As a research technician, I assist Woodside group members with their projects and carry out a variety of tasks associated with the biophysical instrumentation.


Rafayel Petrosyan, Postdoctoral Fellow

In prion diseases, the protein PrP takes on an incorrect shape that is infectious and collects in clumps (aggregates). A number of potential drug molecules that bind to PrP have been found to give some form of protection against disease, however, the mechanisms of protection are poorly understood. My main projects aim is to find out how these molecules protect against disease that would help to develop new or roved drugs to treat prion diseases.


Meng Zhao, Postdoctoral Fellow

My research aims to understand the folding of exoribonuclease-resistant RNA (xrRNA) and the mechanism by which the exoribonuclease-resistance arises. I use the ultra-high resolution Optical Tweezers built in Woodside lab, which allows the direct observation of transient motions (μs- and nm-scale) of one molecule at a time under tension (pN scale), to understand how xrRNA folds and unfolds, and how it responds when encounters exoribonuclease and/or relevant biological molecules and entities.


Abhishek Narayan, Postdoctoral Fellow

We explore the misfolding of SOD1 (superoxide dismutase 1), a prominent cause for fatal neurological disease familial ALS (amyotrophic lateral sclerosis), in terms of general questions related to protein misfolding and aggregation and its medical relevance.

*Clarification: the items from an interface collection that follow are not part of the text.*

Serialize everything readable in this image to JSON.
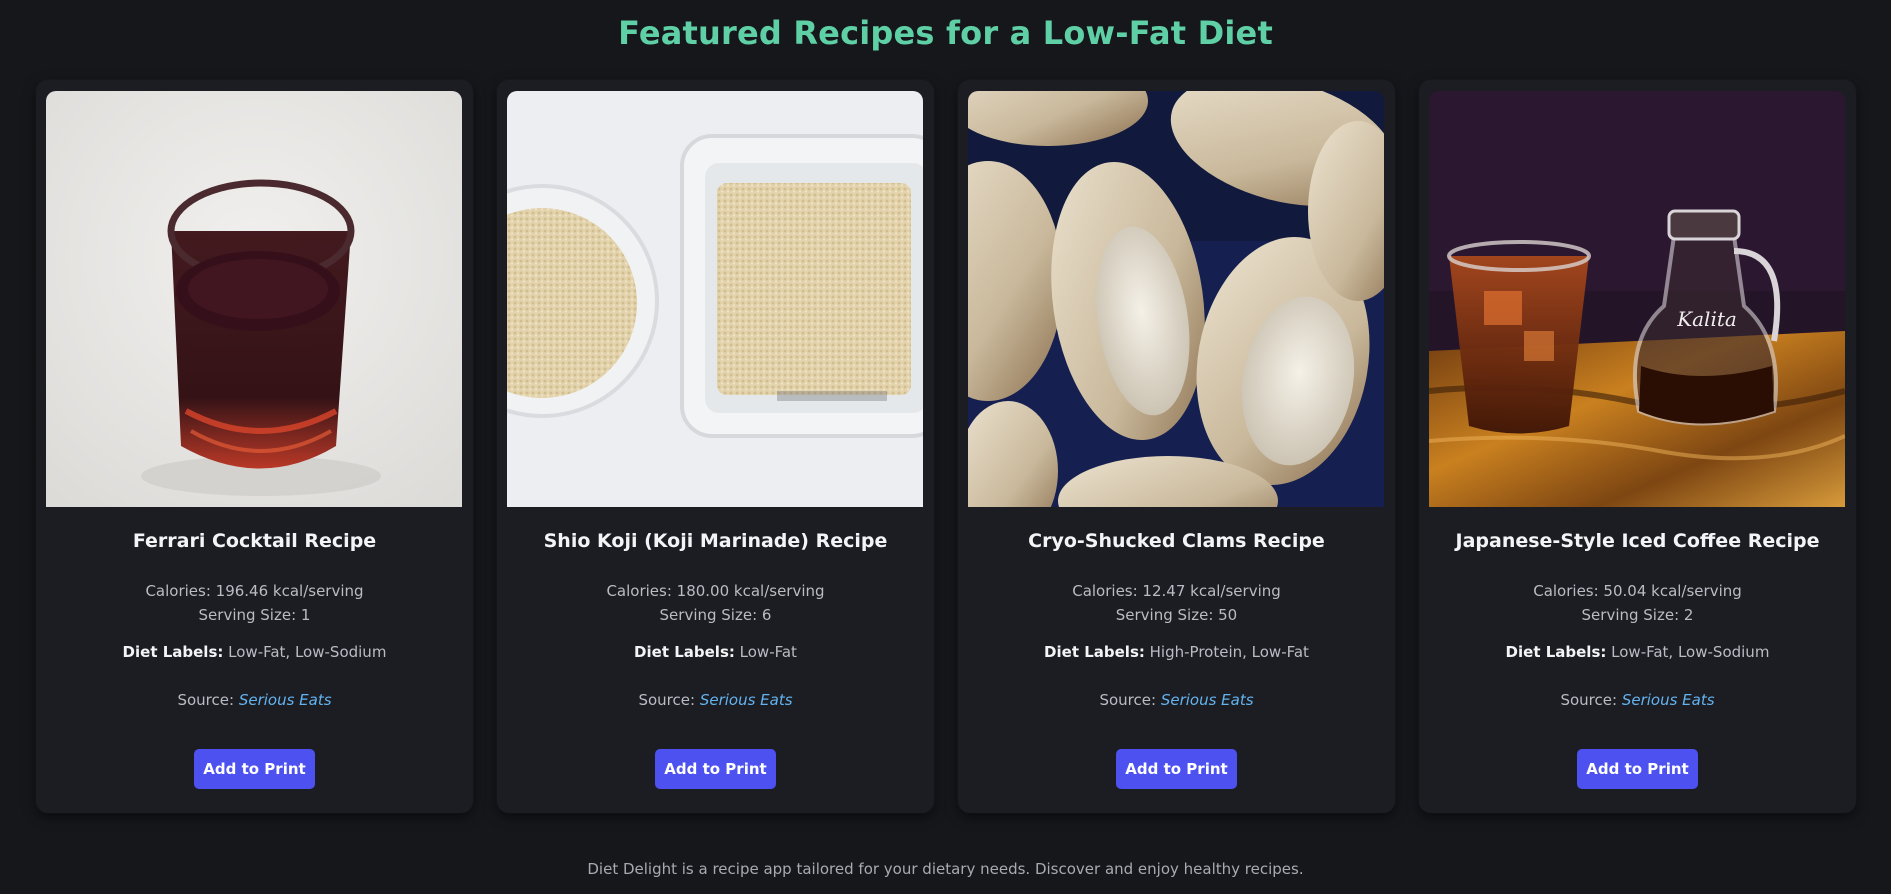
{
  "page": {
    "title": "Featured Recipes for a Low-Fat Diet",
    "footer": "Diet Delight is a recipe app tailored for your dietary needs. Discover and enjoy healthy recipes."
  },
  "colors": {
    "background": "#16171b",
    "card": "#1c1d22",
    "title_accent": "#5fcfa6",
    "button": "#4c51f0",
    "link": "#63b3f0"
  },
  "recipes": [
    {
      "title": "Ferrari Cocktail Recipe",
      "calories": "Calories: 196.46 kcal/serving",
      "serving": "Serving Size: 1",
      "diet_labels_label": "Diet Labels:",
      "diet_labels": "Low-Fat, Low-Sodium",
      "source_label": "Source:",
      "source": "Serious Eats",
      "button": "Add to Print",
      "image": "dark red cocktail in a glass"
    },
    {
      "title": "Shio Koji (Koji Marinade) Recipe",
      "calories": "Calories: 180.00 kcal/serving",
      "serving": "Serving Size: 6",
      "diet_labels_label": "Diet Labels:",
      "diet_labels": "Low-Fat",
      "source_label": "Source:",
      "source": "Serious Eats",
      "button": "Add to Print",
      "image": "koji rice in containers"
    },
    {
      "title": "Cryo-Shucked Clams Recipe",
      "calories": "Calories: 12.47 kcal/serving",
      "serving": "Serving Size: 50",
      "diet_labels_label": "Diet Labels:",
      "diet_labels": "High-Protein, Low-Fat",
      "source_label": "Source:",
      "source": "Serious Eats",
      "button": "Add to Print",
      "image": "open clams on blue background"
    },
    {
      "title": "Japanese-Style Iced Coffee Recipe",
      "calories": "Calories: 50.04 kcal/serving",
      "serving": "Serving Size: 2",
      "diet_labels_label": "Diet Labels:",
      "diet_labels": "Low-Fat, Low-Sodium",
      "source_label": "Source:",
      "source": "Serious Eats",
      "button": "Add to Print",
      "image": "iced coffee glass and carafe",
      "carafe_brand": "Kalita"
    }
  ]
}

Specifically, we are interested in answering questions like how SOD1 misfolds and spreads, why specific mutations lead to disease, and how different mutations change patient survival times, hampering searches for cures. Moreover, it has been observed that misfolded SOD1 propagates within a single cell and from one cell to other resulting in misfolding of properly folded protein molecules, a feature similar to propagation of prion-disease. Hence, we also aim to decipher the structural features of SOD1 and its mutants responsible for the propagation of misfolding.


Simanta Paul, Postdoctoral Fellow

I am studying the early stages of aggregation of proteins involved in neurodegenerative diseases like α-synuclein (Parkinson’s), PrP (prion diseases), aβ and tau (Alzheimer’s) by using single molecule techniques.

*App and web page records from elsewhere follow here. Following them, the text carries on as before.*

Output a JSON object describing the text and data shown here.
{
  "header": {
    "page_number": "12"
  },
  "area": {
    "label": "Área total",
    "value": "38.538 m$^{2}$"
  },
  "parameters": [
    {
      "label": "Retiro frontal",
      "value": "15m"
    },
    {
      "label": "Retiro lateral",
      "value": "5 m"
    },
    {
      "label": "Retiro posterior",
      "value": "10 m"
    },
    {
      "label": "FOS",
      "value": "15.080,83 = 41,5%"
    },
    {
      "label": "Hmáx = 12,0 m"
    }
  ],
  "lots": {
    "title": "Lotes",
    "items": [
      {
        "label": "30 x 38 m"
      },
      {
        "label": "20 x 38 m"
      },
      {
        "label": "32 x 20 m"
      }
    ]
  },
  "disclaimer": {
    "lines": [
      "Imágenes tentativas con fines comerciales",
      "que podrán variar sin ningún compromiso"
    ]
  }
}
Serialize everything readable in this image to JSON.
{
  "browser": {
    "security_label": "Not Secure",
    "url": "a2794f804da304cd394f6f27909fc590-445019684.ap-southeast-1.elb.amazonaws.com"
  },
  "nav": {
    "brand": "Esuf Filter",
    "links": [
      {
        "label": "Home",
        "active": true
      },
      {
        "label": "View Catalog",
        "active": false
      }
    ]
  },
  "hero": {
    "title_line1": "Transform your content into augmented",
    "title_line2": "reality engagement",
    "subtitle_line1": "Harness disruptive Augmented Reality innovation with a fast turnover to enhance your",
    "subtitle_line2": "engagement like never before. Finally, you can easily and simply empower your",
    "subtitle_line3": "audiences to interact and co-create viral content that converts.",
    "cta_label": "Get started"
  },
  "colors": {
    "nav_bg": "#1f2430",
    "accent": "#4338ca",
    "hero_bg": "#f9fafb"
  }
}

Sneha Munshi, Postdoctoral Fellow


The oligomers formed due to misfolding in α-synuclein are a leading cause of neurodegenerative Parkinson’s disease. My project aims to screen the potent inhibitors of oligomers using solution and in-cell (neuroblastoma cell lines) FCCS.

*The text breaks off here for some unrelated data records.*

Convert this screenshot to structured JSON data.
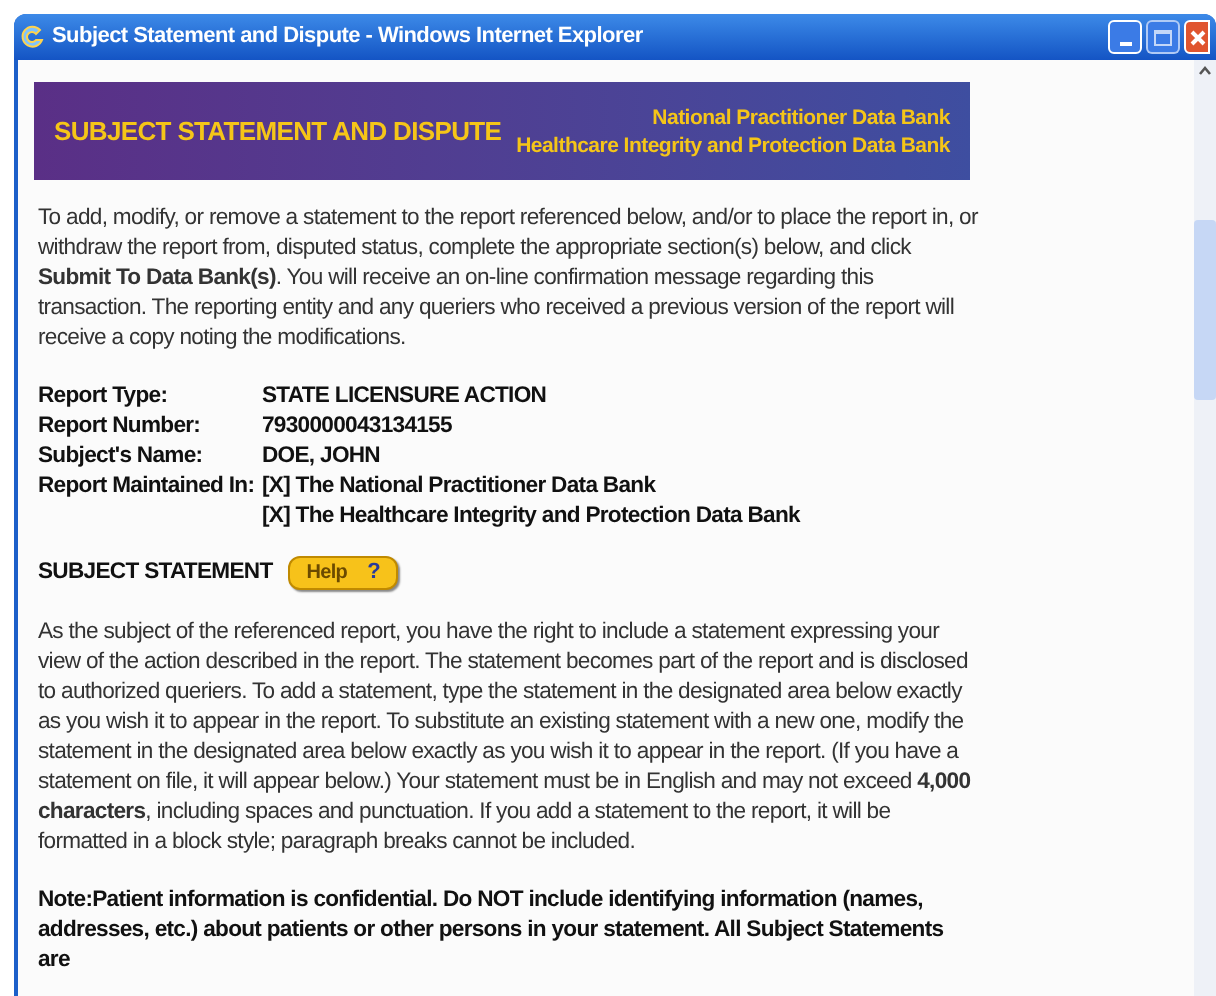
{
  "window": {
    "title": "Subject Statement and Dispute - Windows Internet Explorer"
  },
  "banner": {
    "title": "SUBJECT STATEMENT AND DISPUTE",
    "lines": [
      "National Practitioner Data Bank",
      "Healthcare Integrity and Protection Data Bank"
    ]
  },
  "intro": "To add, modify, or remove a statement to the report referenced below, and/or to place the report in, or withdraw the report from, disputed status, complete the appropriate section(s) below, and click **Submit To Data Bank(s)**. You will receive an on-line confirmation message regarding this transaction. The reporting entity and any queriers who received a previous version of the report will receive a copy noting the modifications.",
  "report": [
    {
      "label": "Report Type:",
      "values": [
        "STATE LICENSURE ACTION"
      ]
    },
    {
      "label": "Report Number:",
      "values": [
        "7930000043134155"
      ]
    },
    {
      "label": "Subject's Name:",
      "values": [
        "DOE, JOHN"
      ]
    },
    {
      "label": "Report Maintained In:",
      "values": [
        "[X] The National Practitioner Data Bank",
        "[X] The Healthcare Integrity and Protection Data Bank"
      ]
    }
  ],
  "subject_statement": {
    "heading": "SUBJECT STATEMENT",
    "help_button": {
      "label": "Help",
      "icon": "?"
    },
    "text": "As the subject of the referenced report, you have the right to include a statement expressing your view of the action described in the report. The statement becomes part of the report and is disclosed to authorized queriers. To add a statement, type the statement in the designated area below exactly as you wish it to appear in the report. To substitute an existing statement with a new one, modify the statement in the designated area below exactly as you wish it to appear in the report. (If you have a statement on file, it will appear below.) Your statement must be in English and may not exceed **4,000 characters**, including spaces and punctuation. If you add a statement to the report, it will be formatted in a block style; paragraph breaks cannot be included.",
    "note": "Note:Patient information is confidential. Do NOT include identifying information (names, addresses, etc.) about patients or other persons in your statement. All Subject Statements are"
  }
}
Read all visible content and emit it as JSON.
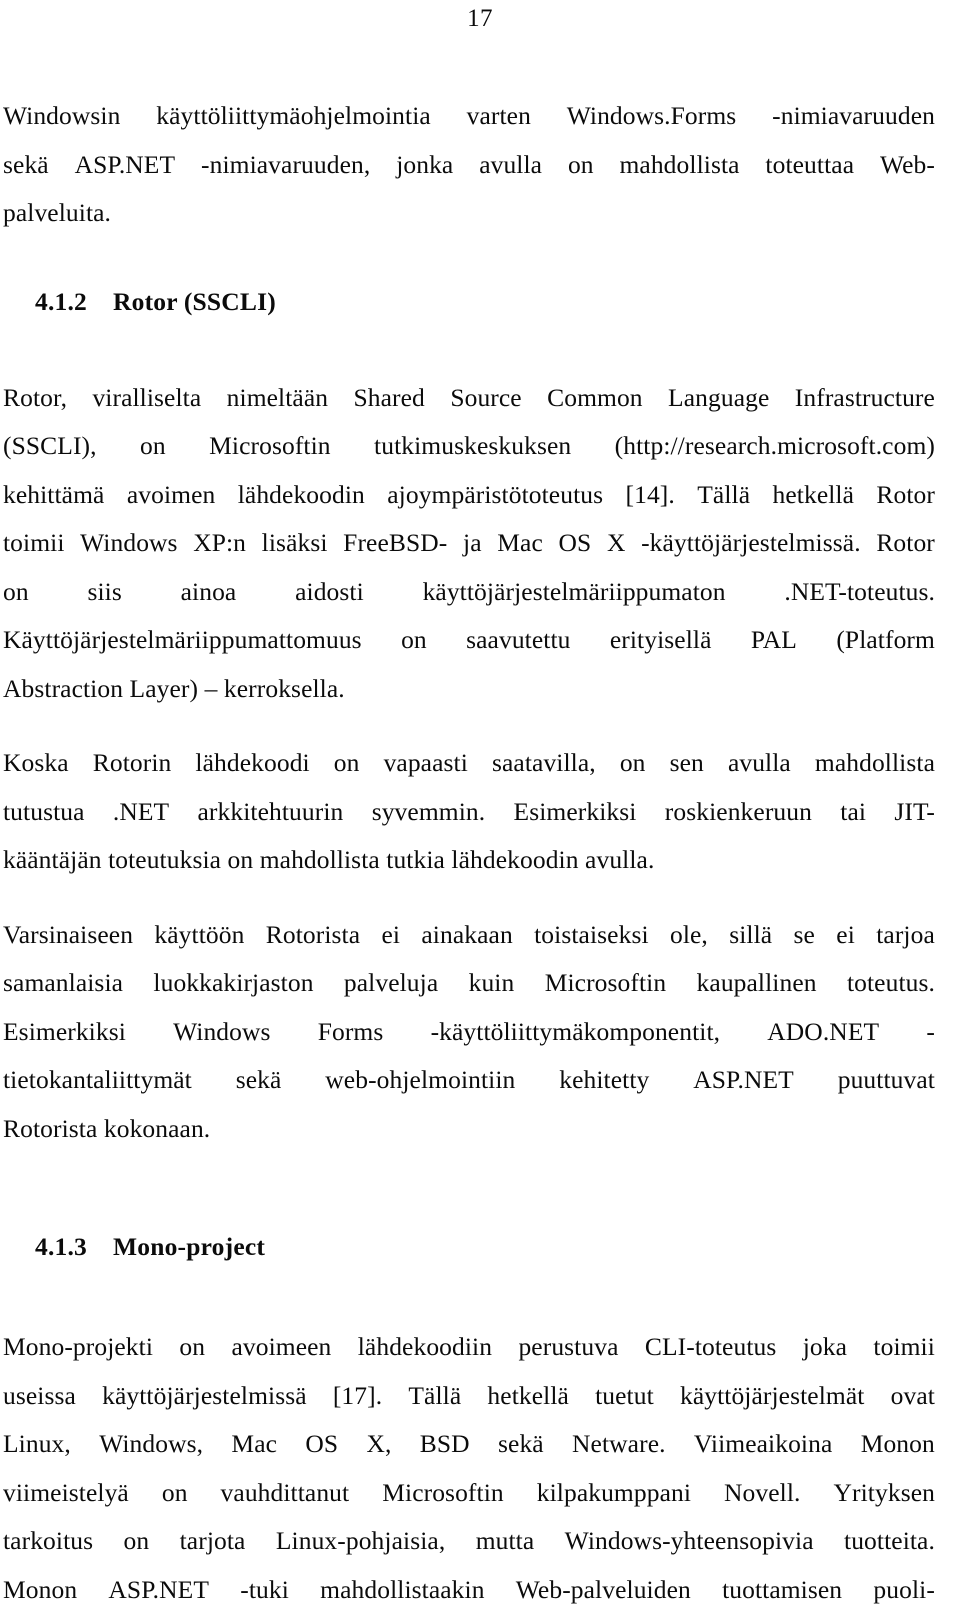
{
  "page": {
    "number": "17"
  },
  "blocks": [
    {
      "id": "intro_paragraph",
      "lines": [
        "Windowsin käyttöliittymäohjelmointia varten Windows.Forms -nimiavaruuden",
        "sekä ASP.NET -nimiavaruuden, jonka avulla on mahdollista toteuttaa Web-",
        "palveluita."
      ]
    },
    {
      "id": "heading_412",
      "number": "4.1.2",
      "title": "Rotor (SSCLI)"
    },
    {
      "id": "rotor_paragraph_1",
      "lines": [
        "Rotor, viralliselta nimeltään Shared Source Common Language Infrastructure",
        "(SSCLI), on Microsoftin tutkimuskeskuksen (http://research.microsoft.com)",
        "kehittämä avoimen lähdekoodin ajoympäristötoteutus [14]. Tällä hetkellä Rotor",
        "toimii Windows XP:n lisäksi FreeBSD- ja Mac OS X -käyttöjärjestelmissä. Rotor",
        "on siis ainoa aidosti käyttöjärjestelmäriippumaton .NET-toteutus.",
        "Käyttöjärjestelmäriippumattomuus on saavutettu erityisellä PAL (Platform",
        "Abstraction Layer) – kerroksella."
      ]
    },
    {
      "id": "rotor_paragraph_2",
      "lines": [
        "Koska Rotorin lähdekoodi on vapaasti saatavilla, on sen avulla mahdollista",
        "tutustua .NET arkkitehtuurin syvemmin. Esimerkiksi roskienkeruun tai JIT-",
        "kääntäjän toteutuksia on mahdollista tutkia lähdekoodin avulla."
      ]
    },
    {
      "id": "rotor_paragraph_3",
      "lines": [
        "Varsinaiseen käyttöön Rotorista ei ainakaan toistaiseksi ole, sillä se ei tarjoa",
        "samanlaisia luokkakirjaston palveluja kuin Microsoftin kaupallinen toteutus.",
        "Esimerkiksi Windows Forms -käyttöliittymäkomponentit, ADO.NET -",
        "tietokantaliittymät sekä web-ohjelmointiin kehitetty ASP.NET puuttuvat",
        "Rotorista kokonaan."
      ]
    },
    {
      "id": "heading_413",
      "number": "4.1.3",
      "title": "Mono-project"
    },
    {
      "id": "mono_paragraph",
      "lines": [
        "Mono-projekti on avoimeen lähdekoodiin perustuva CLI-toteutus joka toimii",
        "useissa käyttöjärjestelmissä [17]. Tällä hetkellä tuetut käyttöjärjestelmät ovat",
        "Linux, Windows, Mac OS X, BSD sekä Netware. Viimeaikoina Monon",
        "viimeistelyä on vauhdittanut Microsoftin kilpakumppani Novell. Yrityksen",
        "tarkoitus on tarjota Linux-pohjaisia, mutta Windows-yhteensopivia tuotteita.",
        "Monon ASP.NET -tuki mahdollistaakin Web-palveluiden tuottamisen puoli-"
      ]
    }
  ]
}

Noel Hoffer, Graduate Student

I study transition paths, the physical trajectories taken by molecules as they traverse the free energy barrier separating reactants and products during chemical reactions.


Shubhadeep Patra, Graduate Student

My research focus is on the study of interactions between Prion protein and anti-prion compounds for understanding the mechanisms of action such as changes in energy landscape, barrier height and location, rates, number and properties of intermediates.


Aaron Lyons, Graduate Student

My research focuses on the statistical characterization and analysis of single-molecule force spectroscopy data.


Rohith Vedhthaanth Sekar, Graduate Student

Glycosylation is a post translational modification to the prion protein. I am interested in investigating the effects of glycosylation in the prion folding/misfolding using both computational (molecular dynamics) and experimental techniques.


Sandaru Ileperuma, Research Assistant


I research the effect of various compounds on inhibiting programmed ribosomal frameshifting in viral RNA.


Toshi Uyesugi, Research Assistant


I am characterizing different versions of prion protein to identify how it misfolds and causes disease. This is done through molecular dynamics simulations as well as single molecule force spectroscopy.